Millions wasted on waste recycling -but you can ‘feel good’

April 22, 2010 15:29


“We just assume recycling is always better,” said J. Winston Porter, president of the Waste Policy Center, an environmental consulting and policy organization. “But there’s a point at which you shouldn’t just recycle for recycling’s sake.”

By: Markham Heid at Washington Examiner

Experts: Cash wasted hitting dubious targets

Governments across the Washington region spend millions of dollars on recycling each year, but national recycling experts say a lot of that taxpayer cash is going to waste.

Maryland, Virginia and the District require residents and businesses to recycle, and localities pay millions of dollars to enforce those laws and hit recycling targets.

But some national recycling experts have begun calling for government restraint in trash recycling, which can be more costly and environmentally damaging than dumping.

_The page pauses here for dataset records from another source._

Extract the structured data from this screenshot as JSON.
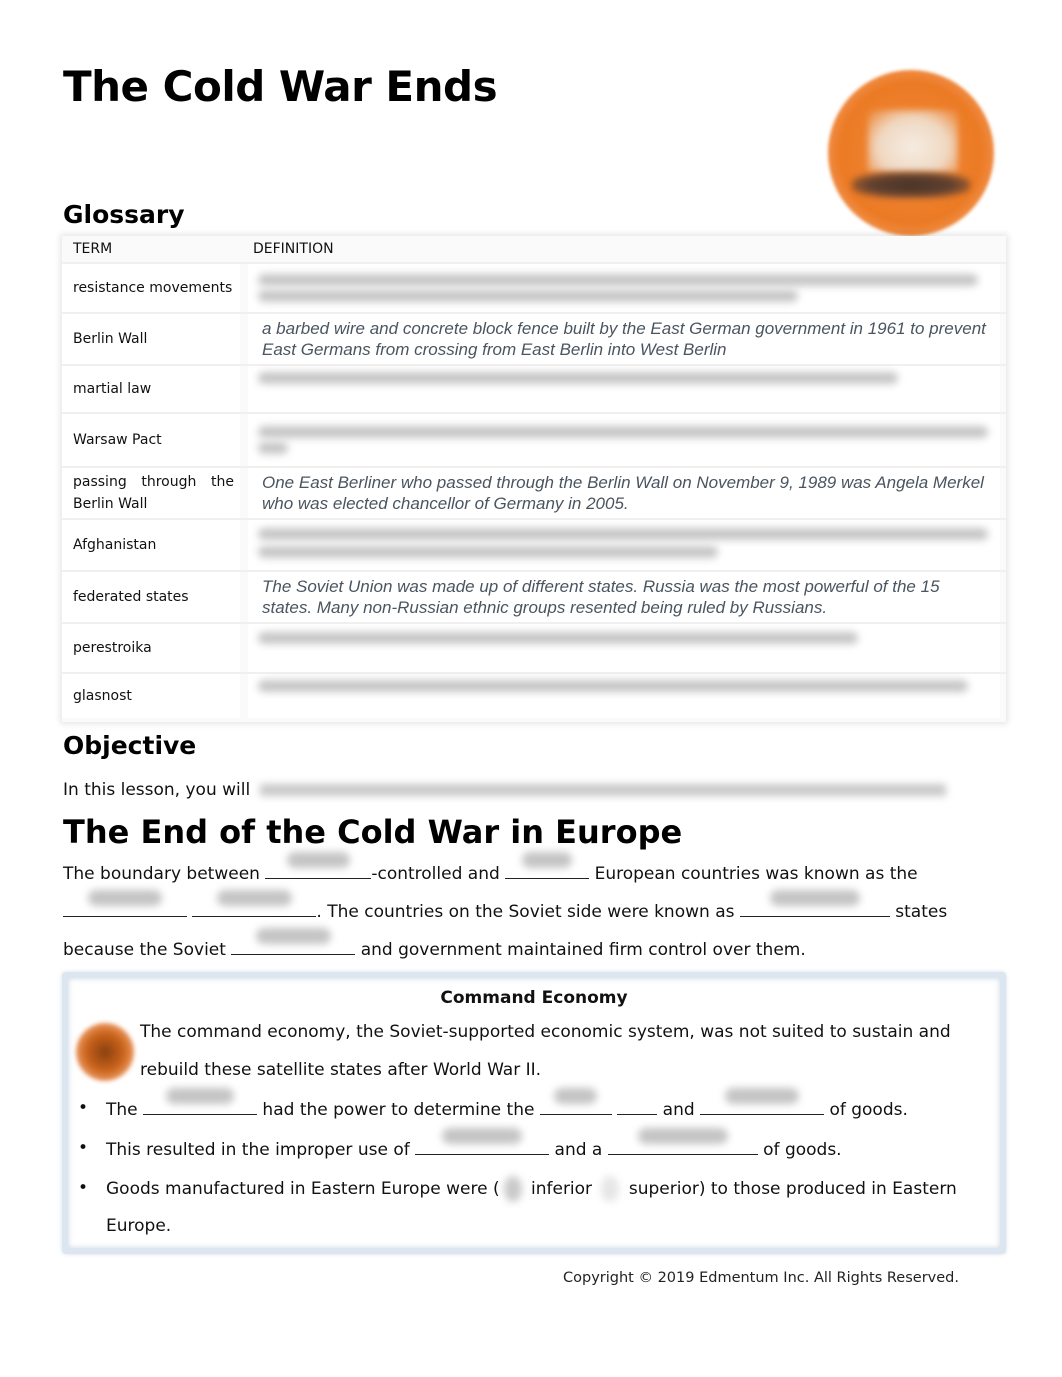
{
  "page": {
    "title": "The Cold War Ends",
    "logo_icon": "ship-logo-icon"
  },
  "glossary": {
    "heading": "Glossary",
    "columns": {
      "term": "TERM",
      "definition": "DEFINITION"
    },
    "rows": [
      {
        "term": "resistance movements",
        "definition": "",
        "definition_obscured": true
      },
      {
        "term": "Berlin Wall",
        "definition": "a barbed wire and concrete block fence built by the East German government in 1961 to prevent East Germans from crossing from East Berlin into West Berlin",
        "definition_obscured": false
      },
      {
        "term": "martial law",
        "definition": "",
        "definition_obscured": true
      },
      {
        "term": "Warsaw Pact",
        "definition": "",
        "definition_obscured": true
      },
      {
        "term": "passing through the Berlin Wall",
        "definition": "One East Berliner who passed through the Berlin Wall on November 9, 1989 was Angela Merkel who was elected chancellor of Germany in 2005.",
        "definition_obscured": false
      },
      {
        "term": "Afghanistan",
        "definition": "",
        "definition_obscured": true
      },
      {
        "term": "federated states",
        "definition": "The Soviet Union was made up of different states. Russia was the most powerful of the 15 states. Many non-Russian ethnic groups resented being ruled by Russians.",
        "definition_obscured": false
      },
      {
        "term": "perestroika",
        "definition": "",
        "definition_obscured": true
      },
      {
        "term": "glasnost",
        "definition": "",
        "definition_obscured": true
      }
    ]
  },
  "objective": {
    "heading": "Objective",
    "lead": "In this lesson, you will"
  },
  "section": {
    "title": "The End of the Cold War in Europe",
    "p1": {
      "a": "The boundary between ",
      "b": "-controlled and ",
      "c": " European countries was known as the"
    },
    "p2": {
      "a": ".  The countries on the Soviet side were known as ",
      "b": " states"
    },
    "p3": {
      "a": "because the Soviet ",
      "b": " and government maintained firm control over them."
    }
  },
  "command_economy": {
    "title": "Command Economy",
    "icon": "info-bubble-icon",
    "intro_line1": "The command economy, the Soviet-supported economic system, was not suited to sustain and",
    "intro_line2": "rebuild these satellite states after World War II.",
    "bullets": [
      {
        "a": "The ",
        "b": " had the power to determine the ",
        "c": " and ",
        "d": " of goods."
      },
      {
        "a": "This resulted in the improper use of ",
        "b": " and a ",
        "c": " of goods."
      },
      {
        "a": "Goods manufactured in Eastern Europe were (",
        "b": " inferior ",
        "c": " superior) to those produced in Eastern",
        "d": "Europe."
      }
    ],
    "bullet_glyph": "•"
  },
  "footer": {
    "copyright": "Copyright © 2019 Edmentum Inc. All Rights Reserved."
  }
}
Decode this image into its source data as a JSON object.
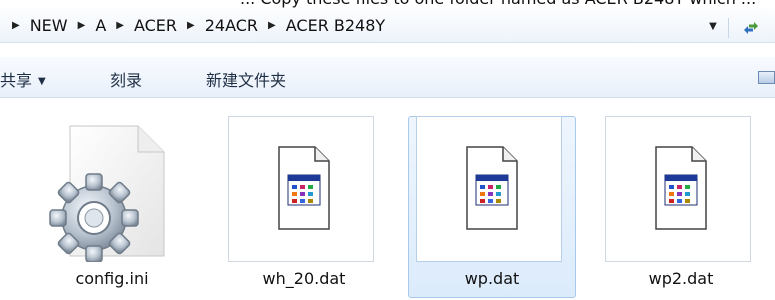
{
  "instruction_fragment": "... Copy these files to one folder named as ACER B248Y which ...",
  "breadcrumb": [
    "NEW",
    "A",
    "ACER",
    "24ACR",
    "ACER B248Y"
  ],
  "toolbar": {
    "share_label": "共享",
    "burn_label": "刻录",
    "new_folder_label": "新建文件夹"
  },
  "files": [
    {
      "name": "config.ini",
      "icon": "config-settings-icon",
      "selected": false
    },
    {
      "name": "wh_20.dat",
      "icon": "dat-file-icon",
      "selected": false
    },
    {
      "name": "wp.dat",
      "icon": "dat-file-icon",
      "selected": true
    },
    {
      "name": "wp2.dat",
      "icon": "dat-file-icon",
      "selected": false
    }
  ],
  "colors": {
    "selection_fill": "#dcebfb",
    "selection_border": "#a8c9ee",
    "toolbar_text": "#1f2f45"
  }
}
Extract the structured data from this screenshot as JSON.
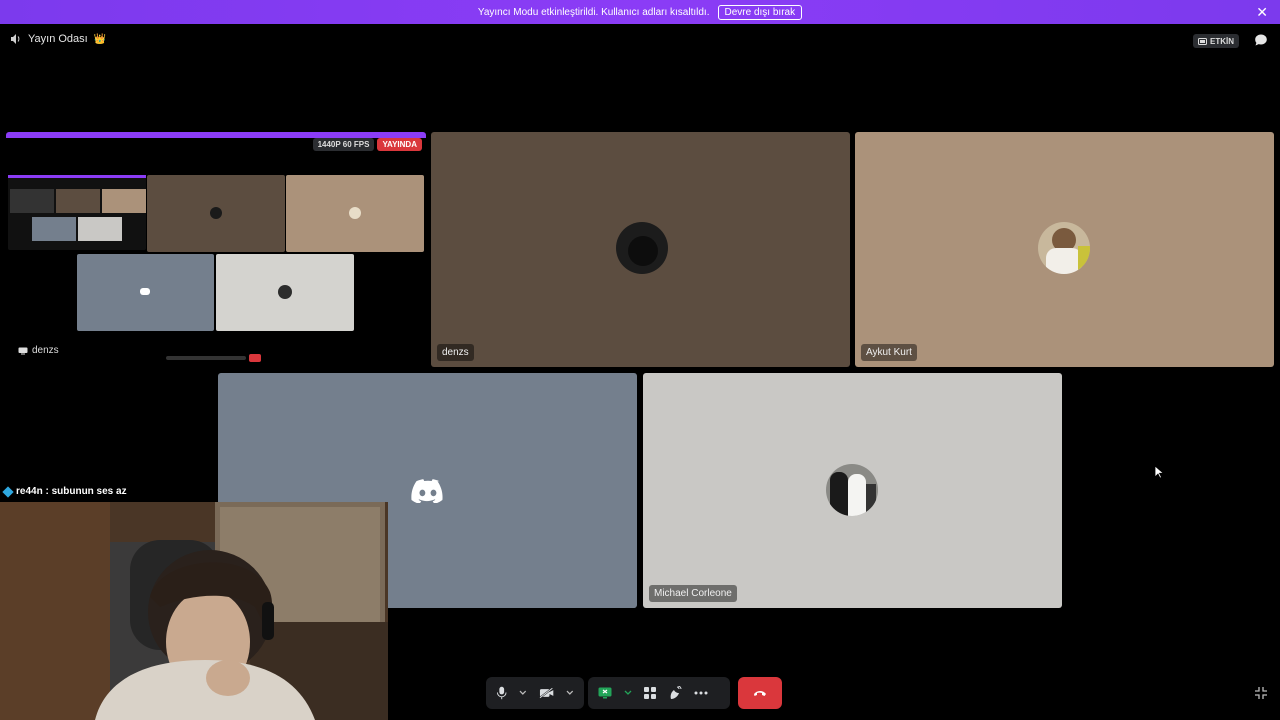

“We just assume recycling is always better,” said J. Winston Porter, president of the Waste Policy Center, an environmental consulting and policy organization. “But there’s a point at which you shouldn’t just recycle for recycling’s sake.”

Porter is a former policy administrator for the Environmental Protection Agency who helped set the federal government’s first nationwide recycling targets.

Montgomery County recycles 44.2 percent of its waste, with a “formal goal” to recycle 50 percent, said Eileen Kao, Montgomery’s recycling chief.

Similar targets are common in counties around the Washington area — buoyed by constituent demand and sheer achievability — although the EPA calls for 35 percent waste-recycling targets, which is near the current national rate of 33 percent.